Palestinian MP Blasts Int’l Silence over Settlement Expansion
- December, 07, 2013 - 17:36
- World news
TEHRAN (Tasnim) – A member of the Palestinian legislative body condemned the international community's silence in the face of relentless expansion of Jewish settlements on occupied land, saying such a policy could embolden Israel to usurp more of Palestinian lands.
“This silence of the countries that have relations with that regime (Tel Aviv), particularly the US and the EU, is a kind of cover up for Tel Aviv’s moves, and gives Israel the green light to commit aggressive moves, seize more lands of the Palestinians, and build more settlements,” Dr. Salem Salamah told Tasnim on Saturday.

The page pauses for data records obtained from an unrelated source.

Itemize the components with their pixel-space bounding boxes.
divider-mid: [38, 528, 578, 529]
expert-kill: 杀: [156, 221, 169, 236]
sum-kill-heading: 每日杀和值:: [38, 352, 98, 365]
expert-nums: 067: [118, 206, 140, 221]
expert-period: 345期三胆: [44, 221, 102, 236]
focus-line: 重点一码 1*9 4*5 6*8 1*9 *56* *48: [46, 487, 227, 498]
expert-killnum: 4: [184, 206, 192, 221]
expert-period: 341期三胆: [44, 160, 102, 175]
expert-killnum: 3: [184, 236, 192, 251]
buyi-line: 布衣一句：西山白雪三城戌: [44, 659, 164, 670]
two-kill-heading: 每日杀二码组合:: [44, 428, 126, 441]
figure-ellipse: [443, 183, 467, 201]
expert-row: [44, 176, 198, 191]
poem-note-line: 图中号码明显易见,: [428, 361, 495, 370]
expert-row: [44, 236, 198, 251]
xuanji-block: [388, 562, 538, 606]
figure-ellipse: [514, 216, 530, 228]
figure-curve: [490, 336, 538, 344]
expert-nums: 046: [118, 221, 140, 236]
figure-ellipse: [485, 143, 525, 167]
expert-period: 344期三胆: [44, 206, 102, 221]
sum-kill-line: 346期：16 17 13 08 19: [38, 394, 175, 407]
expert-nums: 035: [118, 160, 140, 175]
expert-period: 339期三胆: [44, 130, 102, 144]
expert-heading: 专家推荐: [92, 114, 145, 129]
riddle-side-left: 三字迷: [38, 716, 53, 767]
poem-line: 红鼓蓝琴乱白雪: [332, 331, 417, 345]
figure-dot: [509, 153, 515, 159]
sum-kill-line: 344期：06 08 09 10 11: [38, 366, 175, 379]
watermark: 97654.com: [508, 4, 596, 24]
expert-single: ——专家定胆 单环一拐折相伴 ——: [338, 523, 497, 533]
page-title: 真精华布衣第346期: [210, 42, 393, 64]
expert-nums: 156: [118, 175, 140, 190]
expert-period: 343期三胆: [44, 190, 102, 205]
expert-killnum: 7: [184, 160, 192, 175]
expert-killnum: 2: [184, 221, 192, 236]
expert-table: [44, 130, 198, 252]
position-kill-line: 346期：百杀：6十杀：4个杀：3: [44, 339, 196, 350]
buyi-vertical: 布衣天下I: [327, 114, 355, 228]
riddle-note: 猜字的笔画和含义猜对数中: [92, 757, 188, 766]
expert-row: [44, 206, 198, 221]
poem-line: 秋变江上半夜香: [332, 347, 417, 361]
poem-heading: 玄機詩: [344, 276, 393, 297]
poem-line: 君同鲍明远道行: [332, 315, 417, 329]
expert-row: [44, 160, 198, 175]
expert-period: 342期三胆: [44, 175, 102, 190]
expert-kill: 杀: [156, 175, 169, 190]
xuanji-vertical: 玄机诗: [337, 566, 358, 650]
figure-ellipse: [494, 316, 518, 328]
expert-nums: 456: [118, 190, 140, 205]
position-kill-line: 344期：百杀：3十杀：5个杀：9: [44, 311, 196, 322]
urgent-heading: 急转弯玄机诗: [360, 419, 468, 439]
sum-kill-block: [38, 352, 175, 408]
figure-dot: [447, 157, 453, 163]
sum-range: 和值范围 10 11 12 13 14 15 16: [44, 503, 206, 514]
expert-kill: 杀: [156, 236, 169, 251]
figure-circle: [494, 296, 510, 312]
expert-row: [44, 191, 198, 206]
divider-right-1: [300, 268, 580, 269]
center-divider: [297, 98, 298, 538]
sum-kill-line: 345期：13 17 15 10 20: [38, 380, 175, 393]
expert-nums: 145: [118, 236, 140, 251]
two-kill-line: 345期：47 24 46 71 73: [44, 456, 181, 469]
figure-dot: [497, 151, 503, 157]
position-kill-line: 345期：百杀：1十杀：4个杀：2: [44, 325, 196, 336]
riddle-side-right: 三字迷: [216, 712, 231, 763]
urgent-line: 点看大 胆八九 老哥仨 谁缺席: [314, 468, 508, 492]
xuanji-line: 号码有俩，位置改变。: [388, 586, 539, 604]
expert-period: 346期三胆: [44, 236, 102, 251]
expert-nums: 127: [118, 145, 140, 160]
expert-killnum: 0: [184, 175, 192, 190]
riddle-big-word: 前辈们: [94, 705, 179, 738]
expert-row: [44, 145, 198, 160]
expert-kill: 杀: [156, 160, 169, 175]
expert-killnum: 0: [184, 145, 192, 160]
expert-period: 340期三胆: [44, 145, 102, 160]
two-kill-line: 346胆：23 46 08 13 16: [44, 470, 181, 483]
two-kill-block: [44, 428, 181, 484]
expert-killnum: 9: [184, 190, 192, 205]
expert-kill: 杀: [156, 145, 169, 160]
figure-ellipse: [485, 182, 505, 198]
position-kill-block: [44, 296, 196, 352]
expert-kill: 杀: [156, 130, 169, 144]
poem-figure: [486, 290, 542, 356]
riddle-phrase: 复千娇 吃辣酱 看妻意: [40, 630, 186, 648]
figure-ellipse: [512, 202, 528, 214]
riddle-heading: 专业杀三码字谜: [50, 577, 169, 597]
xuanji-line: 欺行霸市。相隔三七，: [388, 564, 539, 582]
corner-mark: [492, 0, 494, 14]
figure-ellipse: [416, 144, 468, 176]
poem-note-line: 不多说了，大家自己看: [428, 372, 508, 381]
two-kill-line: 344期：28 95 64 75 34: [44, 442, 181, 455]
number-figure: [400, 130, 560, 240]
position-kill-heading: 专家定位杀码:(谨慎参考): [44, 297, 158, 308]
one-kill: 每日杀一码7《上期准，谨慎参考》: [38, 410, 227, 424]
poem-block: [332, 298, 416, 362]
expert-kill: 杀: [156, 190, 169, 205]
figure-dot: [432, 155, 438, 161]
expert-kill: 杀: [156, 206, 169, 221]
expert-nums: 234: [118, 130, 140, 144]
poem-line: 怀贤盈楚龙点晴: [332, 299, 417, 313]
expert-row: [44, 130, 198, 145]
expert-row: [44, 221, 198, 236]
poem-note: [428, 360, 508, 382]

According to him, the silence of the Arab world and the freedom seekers towards the aggressive moves of the Zionist regime is to the benefit of the US and that regime.
The Palestinian lawmaker said that under such conditions resistance is the only option for the Palestinian nation, through which, he hoped, they can regain their lost rights, free the occupied al-Quds (Jerusalem) and their occupied lands.

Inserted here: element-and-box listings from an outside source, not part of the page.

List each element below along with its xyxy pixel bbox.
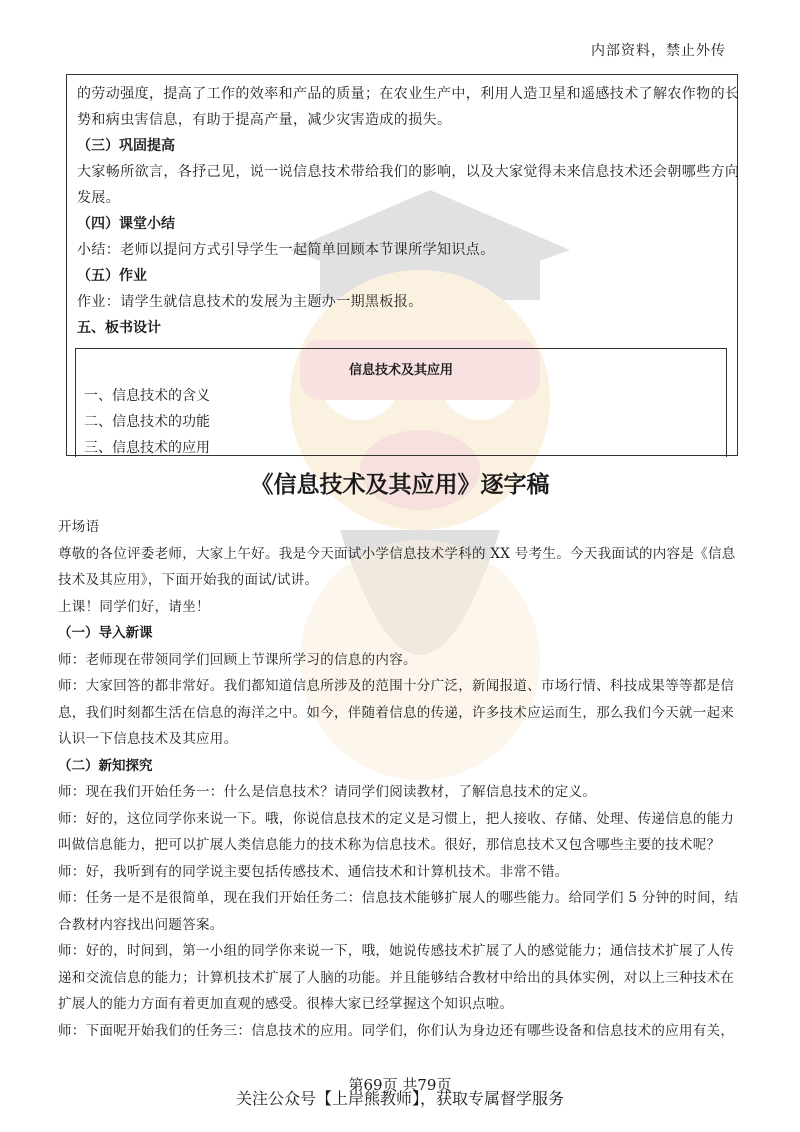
body-line: 师：下面呢开始我们的任务三：信息技术的应用。同学们，你们认为身边还有哪些设备和信息技术的应用有关， <box>58 1022 735 1039</box>
box-line-1: 的劳动强度，提高了工作的效率和产品的质量；在农业生产中，利用人造卫星和遥感技术了解农作物的长 <box>77 86 740 102</box>
body-line: 叫做信息能力，把可以扩展人类信息能力的技术称为信息技术。很好，那信息技术又包含哪些主要的技术呢？ <box>58 837 721 853</box>
body-line: 开场语 <box>58 519 100 535</box>
body-line: 师：老师现在带领同学们回顾上节课所学习的信息的内容。 <box>58 651 417 668</box>
body-line: 上课！同学们好，请坐！ <box>58 598 210 615</box>
body-line: 师：任务一是不是很简单，现在我们开始任务二：信息技术能够扩展人的哪些能力。给同学们 5 分钟的时间，结 <box>58 890 739 906</box>
box-line-5: 小结：老师以提问方式引导学生一起简单回顾本节课所学知识点。 <box>77 242 495 258</box>
body-line: 师：现在我们开始任务一：什么是信息技术？请同学们阅读教材，了解信息技术的定义。 <box>58 784 597 800</box>
body-line: 师：大家回答的都非常好。我们都知道信息所涉及的范围十分广泛，新闻报道、市场行情、科技成果等等都是信 <box>58 678 735 694</box>
board-design-heading: 五、板书设计 <box>77 320 161 336</box>
board-item: 二、信息技术的功能 <box>84 414 210 430</box>
transcript-body <box>58 514 748 1044</box>
page-number: 第69页 共79页 <box>348 1076 452 1094</box>
box-line-6: 作业：请学生就信息技术的发展为主题办一期黑板报。 <box>77 294 423 310</box>
body-line: 师：好的，这位同学你来说一下。哦，你说信息技术的定义是习惯上，把人接收、存储、处理、传递信息的能力 <box>58 810 735 827</box>
body-line: 息，我们时刻都生活在信息的海洋之中。如今，伴随着信息的传递，许多技术应运而生，那么我们今天就一起来 <box>58 704 735 721</box>
board-design-table <box>75 348 727 457</box>
body-line: 师：好，我听到有的同学说主要包括传感技术、通信技术和计算机技术。非常不错。 <box>58 863 569 880</box>
body-line: 递和交流信息的能力；计算机技术扩展了人脑的功能。并且能够结合教材中给出的具体实例，对以上三种技术在 <box>58 969 735 986</box>
body-line: 扩展人的能力方面有着更加直观的感受。很棒大家已经掌握这个知识点啦。 <box>58 996 514 1012</box>
board-item: 一、信息技术的含义 <box>84 388 210 404</box>
header-note: 内部资料，禁止外传 <box>591 43 726 59</box>
box-line-3: 大家畅所欲言，各抒己见，说一说信息技术带给我们的影响，以及大家觉得未来信息技术还会朝哪些方向 <box>77 164 740 180</box>
body-line: 师：好的，时间到，第一小组的同学你来说一下，哦，她说传感技术扩展了人的感觉能力；通信技术扩展了人传 <box>58 943 735 959</box>
body-line: 认识一下信息技术及其应用。 <box>58 731 238 747</box>
section-heading: （三）巩固提高 <box>77 138 175 154</box>
body-line: 技术及其应用》，下面开始我的面试/试讲。 <box>58 572 319 588</box>
box-line-4: 发展。 <box>77 190 121 206</box>
box-line-2: 势和病虫害信息，有助于提高产量，减少灾害造成的损失。 <box>77 112 452 128</box>
footer-promo: 关注公众号【上岸熊教师】，获取专属督学服务 <box>235 1089 564 1108</box>
body-line: 合教材内容找出问题答案。 <box>58 916 224 933</box>
section-heading: （四）课堂小结 <box>77 216 175 232</box>
section-heading: （一）导入新课 <box>58 625 153 641</box>
body-line: 尊敬的各位评委老师，大家上午好。我是今天面试小学信息技术学科的 XX 号考生。今天我面试的内容是《信息 <box>58 545 736 562</box>
board-title: 信息技术及其应用 <box>348 363 453 378</box>
lesson-plan-box <box>66 74 738 456</box>
section-heading: （二）新知探究 <box>58 757 153 774</box>
board-item: 三、信息技术的应用 <box>84 440 210 456</box>
section-heading: （五）作业 <box>77 268 147 284</box>
document-title: 《信息技术及其应用》逐字稿 <box>250 472 550 498</box>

The resistance groups in Palestine, which are mainly centered in the Gaza Strip, are against any deal with Israel that falls short of their aspiration of liberating all Palestinian lands occupied by the Zionist regime.
But the Palestinian Authority led by Mahmoud Abbas is in talk with Israel for a Palestinian state within pre-1967 borders, with East al-Quds (Jerusalem) as its capital. But more than 200 settlements and outposts in the West Bank including in East al-Quds (Jerusalem) that have dotted their land and house more than 500,000 Jews make that dream ever more elusive. The settlements are considered illegal under international law.
And to the disappointment of the Palestinians who want their own state, Israel keeps building more housing units in the illegal settlements and has refused to accept pre-1967 borders.
Israeli prime Minister Benjamin Netanyahu has rejected any return to the pre-1967 lines as "indefensible", saying it would not take into account the demographic changes on the ground.
Return of palestinian refugees to their homeland and the status of East al-Quds, which the Palestinians want as the capital of their future, independent state are other daunting issues to be addressed in negotiations.
The direct Israeli-Palestinian peace talks launched in July have shown little sign of progress. A previous round of negotiations collapsed in September 2010 in a bitter row over Israeli settlements.
The United Nations says chances for a negotiated two-state deal ending the decades-long Israeli-Palestinian conflict may be "irreparably damaged" unless Israel stops new settlement construction in the occupied West Bank.